Mon cher Jacques-Edouard,

Nous voici ensemble à Assise. Quand ? Je l'ignore, ou plutôt m'en détourne. Tu es à mes côtés pendant que j'observe une à une les fresques de Giotto. Un carnet sur les genoux, je prends des notes pour le livre que je prépare. Et auquel tu collabores, mais oui, même si tu n'as guère que six ou sept ans ! En ne me quittant pas un instant, en suivant mon exploration, en me faisant remarquer, je m'en souviens, le moine qui dort quand ses compagnons se réveillent stupéfaits de voir saint François traversant la maison sur un char de feu tiré par deux chevaux... L'oeuvre, et plus précisément l'oeuvre d'art, n'est-elle pas le révélateur le plus complexe et le plus fidèle de nos mutations ?", écrivais-tu beaucoup plus tard.

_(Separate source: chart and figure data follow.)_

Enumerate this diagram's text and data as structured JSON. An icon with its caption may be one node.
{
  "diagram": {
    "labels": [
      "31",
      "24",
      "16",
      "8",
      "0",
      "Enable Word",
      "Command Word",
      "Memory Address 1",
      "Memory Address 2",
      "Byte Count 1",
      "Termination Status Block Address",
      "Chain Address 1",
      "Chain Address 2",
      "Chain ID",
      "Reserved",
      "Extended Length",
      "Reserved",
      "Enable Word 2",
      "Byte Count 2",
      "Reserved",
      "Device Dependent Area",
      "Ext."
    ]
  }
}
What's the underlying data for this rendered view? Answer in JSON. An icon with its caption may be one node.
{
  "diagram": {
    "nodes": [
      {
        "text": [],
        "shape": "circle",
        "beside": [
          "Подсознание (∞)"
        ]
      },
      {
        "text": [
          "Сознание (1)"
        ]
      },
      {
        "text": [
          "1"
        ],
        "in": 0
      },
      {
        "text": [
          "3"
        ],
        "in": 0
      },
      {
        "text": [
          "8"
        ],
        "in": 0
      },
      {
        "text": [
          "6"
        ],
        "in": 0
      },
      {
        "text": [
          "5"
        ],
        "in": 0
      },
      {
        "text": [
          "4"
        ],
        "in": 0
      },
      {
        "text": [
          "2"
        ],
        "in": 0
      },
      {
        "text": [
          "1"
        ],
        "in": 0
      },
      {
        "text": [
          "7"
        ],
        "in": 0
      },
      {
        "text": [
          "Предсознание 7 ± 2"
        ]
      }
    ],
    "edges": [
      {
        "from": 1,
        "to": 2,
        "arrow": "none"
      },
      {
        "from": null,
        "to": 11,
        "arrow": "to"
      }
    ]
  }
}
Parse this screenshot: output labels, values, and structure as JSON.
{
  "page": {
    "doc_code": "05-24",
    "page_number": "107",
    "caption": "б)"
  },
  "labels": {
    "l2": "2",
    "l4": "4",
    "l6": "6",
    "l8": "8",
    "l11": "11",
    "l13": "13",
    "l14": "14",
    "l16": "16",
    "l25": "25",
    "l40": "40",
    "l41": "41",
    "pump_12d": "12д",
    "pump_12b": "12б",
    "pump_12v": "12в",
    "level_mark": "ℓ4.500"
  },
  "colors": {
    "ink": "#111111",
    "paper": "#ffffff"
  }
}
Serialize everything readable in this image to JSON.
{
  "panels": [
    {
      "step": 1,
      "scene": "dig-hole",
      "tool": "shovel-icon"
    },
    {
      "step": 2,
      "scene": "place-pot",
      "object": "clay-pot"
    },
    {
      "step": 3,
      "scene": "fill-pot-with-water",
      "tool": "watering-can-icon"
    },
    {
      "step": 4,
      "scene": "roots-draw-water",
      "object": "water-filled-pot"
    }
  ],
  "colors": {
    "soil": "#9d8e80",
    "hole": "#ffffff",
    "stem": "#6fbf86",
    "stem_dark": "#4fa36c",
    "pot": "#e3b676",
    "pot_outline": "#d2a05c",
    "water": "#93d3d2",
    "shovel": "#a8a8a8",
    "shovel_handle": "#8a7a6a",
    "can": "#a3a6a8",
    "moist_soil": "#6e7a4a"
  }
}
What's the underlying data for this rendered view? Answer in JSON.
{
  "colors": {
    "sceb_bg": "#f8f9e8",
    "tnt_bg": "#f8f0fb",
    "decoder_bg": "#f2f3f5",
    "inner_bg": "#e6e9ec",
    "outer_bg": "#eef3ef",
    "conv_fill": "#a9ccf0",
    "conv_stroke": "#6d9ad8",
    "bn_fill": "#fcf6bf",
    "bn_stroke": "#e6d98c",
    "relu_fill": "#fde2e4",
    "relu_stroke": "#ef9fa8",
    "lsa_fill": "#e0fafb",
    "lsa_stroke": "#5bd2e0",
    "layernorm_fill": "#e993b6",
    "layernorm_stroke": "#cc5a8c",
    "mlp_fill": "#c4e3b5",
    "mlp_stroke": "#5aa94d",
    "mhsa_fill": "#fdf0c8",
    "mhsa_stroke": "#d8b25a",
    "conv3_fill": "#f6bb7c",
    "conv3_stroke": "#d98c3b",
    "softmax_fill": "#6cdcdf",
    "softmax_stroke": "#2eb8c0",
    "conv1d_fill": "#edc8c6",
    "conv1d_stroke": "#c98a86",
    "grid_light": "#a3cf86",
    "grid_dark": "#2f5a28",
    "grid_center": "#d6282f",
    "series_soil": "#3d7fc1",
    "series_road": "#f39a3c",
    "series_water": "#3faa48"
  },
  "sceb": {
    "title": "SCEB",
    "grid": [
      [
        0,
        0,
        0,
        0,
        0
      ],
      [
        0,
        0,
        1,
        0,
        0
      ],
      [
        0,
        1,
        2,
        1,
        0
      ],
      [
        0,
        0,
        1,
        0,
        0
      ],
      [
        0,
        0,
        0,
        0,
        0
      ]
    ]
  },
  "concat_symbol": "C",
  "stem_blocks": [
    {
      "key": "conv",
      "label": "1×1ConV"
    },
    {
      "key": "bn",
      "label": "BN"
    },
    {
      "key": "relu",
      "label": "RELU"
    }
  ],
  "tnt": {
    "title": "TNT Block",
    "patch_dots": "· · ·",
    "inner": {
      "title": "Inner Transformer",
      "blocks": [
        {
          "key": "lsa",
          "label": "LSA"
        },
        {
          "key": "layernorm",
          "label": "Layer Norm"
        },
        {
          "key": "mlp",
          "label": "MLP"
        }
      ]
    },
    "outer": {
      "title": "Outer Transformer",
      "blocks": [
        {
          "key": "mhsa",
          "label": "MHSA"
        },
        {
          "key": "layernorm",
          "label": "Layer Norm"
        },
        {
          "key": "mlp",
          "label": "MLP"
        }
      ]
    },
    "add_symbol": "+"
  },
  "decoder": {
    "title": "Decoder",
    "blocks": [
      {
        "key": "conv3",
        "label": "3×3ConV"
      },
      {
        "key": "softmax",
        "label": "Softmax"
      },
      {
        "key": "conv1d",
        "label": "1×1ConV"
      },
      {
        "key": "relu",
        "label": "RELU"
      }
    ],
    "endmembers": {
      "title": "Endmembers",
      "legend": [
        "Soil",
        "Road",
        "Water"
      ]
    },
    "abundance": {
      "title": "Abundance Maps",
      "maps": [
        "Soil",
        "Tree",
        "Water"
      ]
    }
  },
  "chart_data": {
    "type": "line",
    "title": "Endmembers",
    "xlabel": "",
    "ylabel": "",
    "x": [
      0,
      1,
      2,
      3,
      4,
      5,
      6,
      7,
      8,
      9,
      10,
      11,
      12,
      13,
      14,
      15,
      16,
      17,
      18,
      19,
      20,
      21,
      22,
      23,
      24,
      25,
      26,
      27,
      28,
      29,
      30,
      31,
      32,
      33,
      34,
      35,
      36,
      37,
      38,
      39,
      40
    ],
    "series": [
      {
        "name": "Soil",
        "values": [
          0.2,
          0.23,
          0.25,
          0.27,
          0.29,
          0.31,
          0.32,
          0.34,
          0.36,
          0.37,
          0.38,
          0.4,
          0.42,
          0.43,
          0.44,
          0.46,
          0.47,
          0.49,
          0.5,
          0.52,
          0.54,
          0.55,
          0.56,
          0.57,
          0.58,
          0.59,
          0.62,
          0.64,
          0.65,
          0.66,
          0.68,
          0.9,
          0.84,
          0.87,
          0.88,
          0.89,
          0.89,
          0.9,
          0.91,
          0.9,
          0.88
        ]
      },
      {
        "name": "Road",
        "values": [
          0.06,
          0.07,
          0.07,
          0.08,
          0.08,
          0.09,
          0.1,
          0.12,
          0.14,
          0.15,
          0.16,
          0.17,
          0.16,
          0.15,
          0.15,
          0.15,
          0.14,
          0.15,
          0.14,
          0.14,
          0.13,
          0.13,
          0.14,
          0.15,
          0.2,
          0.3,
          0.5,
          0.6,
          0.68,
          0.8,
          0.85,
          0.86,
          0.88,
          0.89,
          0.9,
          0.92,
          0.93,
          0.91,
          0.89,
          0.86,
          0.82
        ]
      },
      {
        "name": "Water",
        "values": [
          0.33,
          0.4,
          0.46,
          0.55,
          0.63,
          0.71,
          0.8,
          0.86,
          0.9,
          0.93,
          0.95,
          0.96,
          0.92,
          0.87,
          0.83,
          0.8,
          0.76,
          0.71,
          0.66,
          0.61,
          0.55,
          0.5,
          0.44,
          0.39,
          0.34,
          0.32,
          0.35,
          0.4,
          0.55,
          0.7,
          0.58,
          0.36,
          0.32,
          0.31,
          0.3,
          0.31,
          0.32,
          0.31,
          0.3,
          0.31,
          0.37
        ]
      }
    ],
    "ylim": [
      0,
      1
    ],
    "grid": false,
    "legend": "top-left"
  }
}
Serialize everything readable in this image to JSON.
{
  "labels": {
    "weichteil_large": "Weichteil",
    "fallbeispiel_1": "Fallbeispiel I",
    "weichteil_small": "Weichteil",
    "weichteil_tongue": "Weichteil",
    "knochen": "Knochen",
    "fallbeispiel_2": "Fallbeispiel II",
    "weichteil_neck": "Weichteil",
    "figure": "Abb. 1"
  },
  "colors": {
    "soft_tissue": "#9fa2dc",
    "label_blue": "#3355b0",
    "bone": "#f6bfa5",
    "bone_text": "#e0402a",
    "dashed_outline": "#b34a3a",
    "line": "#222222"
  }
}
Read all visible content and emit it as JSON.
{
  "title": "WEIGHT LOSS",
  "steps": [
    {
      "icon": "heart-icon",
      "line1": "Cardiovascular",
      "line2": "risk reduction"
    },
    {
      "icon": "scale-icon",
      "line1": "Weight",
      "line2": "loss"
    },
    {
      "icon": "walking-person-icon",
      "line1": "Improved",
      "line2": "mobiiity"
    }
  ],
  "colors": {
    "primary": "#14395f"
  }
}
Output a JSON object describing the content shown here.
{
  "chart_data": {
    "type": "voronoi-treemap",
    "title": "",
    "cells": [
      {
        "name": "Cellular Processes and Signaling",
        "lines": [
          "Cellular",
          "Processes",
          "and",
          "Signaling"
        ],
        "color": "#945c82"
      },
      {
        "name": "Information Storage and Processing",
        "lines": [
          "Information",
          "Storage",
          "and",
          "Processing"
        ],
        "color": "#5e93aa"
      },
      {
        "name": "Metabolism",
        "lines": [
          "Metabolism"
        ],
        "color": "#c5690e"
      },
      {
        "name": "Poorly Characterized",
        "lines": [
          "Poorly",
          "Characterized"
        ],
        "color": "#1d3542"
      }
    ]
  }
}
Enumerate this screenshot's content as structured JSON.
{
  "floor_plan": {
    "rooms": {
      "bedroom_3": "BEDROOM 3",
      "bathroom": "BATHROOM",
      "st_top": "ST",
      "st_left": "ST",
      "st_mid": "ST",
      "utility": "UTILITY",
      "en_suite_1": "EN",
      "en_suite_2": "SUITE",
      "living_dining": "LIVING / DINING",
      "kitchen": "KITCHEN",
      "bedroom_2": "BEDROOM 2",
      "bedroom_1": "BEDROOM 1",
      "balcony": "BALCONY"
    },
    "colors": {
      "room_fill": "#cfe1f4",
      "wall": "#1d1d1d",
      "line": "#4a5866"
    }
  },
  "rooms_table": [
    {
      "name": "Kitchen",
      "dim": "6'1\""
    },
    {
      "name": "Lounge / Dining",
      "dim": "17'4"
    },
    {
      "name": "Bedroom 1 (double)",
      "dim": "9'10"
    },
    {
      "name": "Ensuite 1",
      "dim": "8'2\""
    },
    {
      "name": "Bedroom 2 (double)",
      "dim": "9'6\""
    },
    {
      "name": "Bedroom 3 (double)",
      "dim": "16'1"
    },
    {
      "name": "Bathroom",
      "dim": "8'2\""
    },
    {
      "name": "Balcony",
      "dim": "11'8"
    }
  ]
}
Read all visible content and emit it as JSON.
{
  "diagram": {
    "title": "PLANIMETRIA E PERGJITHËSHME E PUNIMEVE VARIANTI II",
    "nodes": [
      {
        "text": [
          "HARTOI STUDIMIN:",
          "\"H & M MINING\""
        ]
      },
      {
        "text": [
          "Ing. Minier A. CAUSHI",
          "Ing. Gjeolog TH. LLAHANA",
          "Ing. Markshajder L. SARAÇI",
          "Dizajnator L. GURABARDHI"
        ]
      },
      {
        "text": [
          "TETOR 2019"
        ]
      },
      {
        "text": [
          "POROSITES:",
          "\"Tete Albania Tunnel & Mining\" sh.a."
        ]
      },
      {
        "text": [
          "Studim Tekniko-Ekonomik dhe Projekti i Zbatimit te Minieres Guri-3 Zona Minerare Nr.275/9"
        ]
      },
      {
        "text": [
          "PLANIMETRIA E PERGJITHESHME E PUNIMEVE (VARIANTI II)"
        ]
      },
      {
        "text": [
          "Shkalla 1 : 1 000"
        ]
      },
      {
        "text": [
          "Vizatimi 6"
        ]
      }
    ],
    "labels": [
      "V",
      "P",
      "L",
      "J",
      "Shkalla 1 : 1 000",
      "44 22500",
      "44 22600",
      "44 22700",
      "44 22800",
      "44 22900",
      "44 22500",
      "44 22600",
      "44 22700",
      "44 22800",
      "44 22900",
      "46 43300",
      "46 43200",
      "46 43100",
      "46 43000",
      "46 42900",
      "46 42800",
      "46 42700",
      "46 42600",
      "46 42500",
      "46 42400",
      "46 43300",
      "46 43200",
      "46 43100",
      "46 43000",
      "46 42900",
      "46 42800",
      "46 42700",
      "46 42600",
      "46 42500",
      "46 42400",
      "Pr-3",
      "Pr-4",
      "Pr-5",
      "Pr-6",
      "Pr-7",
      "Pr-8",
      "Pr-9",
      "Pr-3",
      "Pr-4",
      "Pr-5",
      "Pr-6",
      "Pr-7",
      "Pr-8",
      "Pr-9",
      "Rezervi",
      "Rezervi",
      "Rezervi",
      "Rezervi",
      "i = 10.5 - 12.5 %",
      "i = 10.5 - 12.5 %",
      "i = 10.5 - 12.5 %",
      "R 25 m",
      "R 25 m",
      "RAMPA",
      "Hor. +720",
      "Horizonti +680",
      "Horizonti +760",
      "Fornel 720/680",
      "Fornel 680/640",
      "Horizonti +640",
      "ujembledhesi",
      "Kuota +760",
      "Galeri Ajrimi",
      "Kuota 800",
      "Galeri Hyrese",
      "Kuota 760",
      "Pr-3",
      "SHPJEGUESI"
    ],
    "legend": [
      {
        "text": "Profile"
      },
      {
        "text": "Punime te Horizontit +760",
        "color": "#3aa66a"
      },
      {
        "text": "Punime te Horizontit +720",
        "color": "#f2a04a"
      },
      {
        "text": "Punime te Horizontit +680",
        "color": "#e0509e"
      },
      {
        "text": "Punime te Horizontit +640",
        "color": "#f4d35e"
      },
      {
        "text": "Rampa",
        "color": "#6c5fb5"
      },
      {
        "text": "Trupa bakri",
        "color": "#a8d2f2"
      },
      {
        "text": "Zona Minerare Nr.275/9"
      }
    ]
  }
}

C'est la foi que nous avons partagée de longues années durant. Aussi n'est-il est pas étonnant que, reprenant la plume, aujourd'hui l'ordinateur, nous continuions, par-delà ton départ, de collaborer.

Cette nouvelle série, qu'inaugure la "Vénus et la musique de Titien" en est le témoignage: d'autres programmes suivront sous le titre qui nous a servi d'emblème fraternel : DÉCOUVRIR. Et dont nous savons qu'à travers l'art il signifie " mieux aimer" . Car le monde de la lumière, c'est aussi ce que nous avons appris, comporte une part d'ombre, translucide ou opaque, qui jamais ne disparaît tout à fait. C'est pourquoi nulle explication n'en viendra jamais à bout . Son unité multiple rayonne au coeur de son mystère irréductible.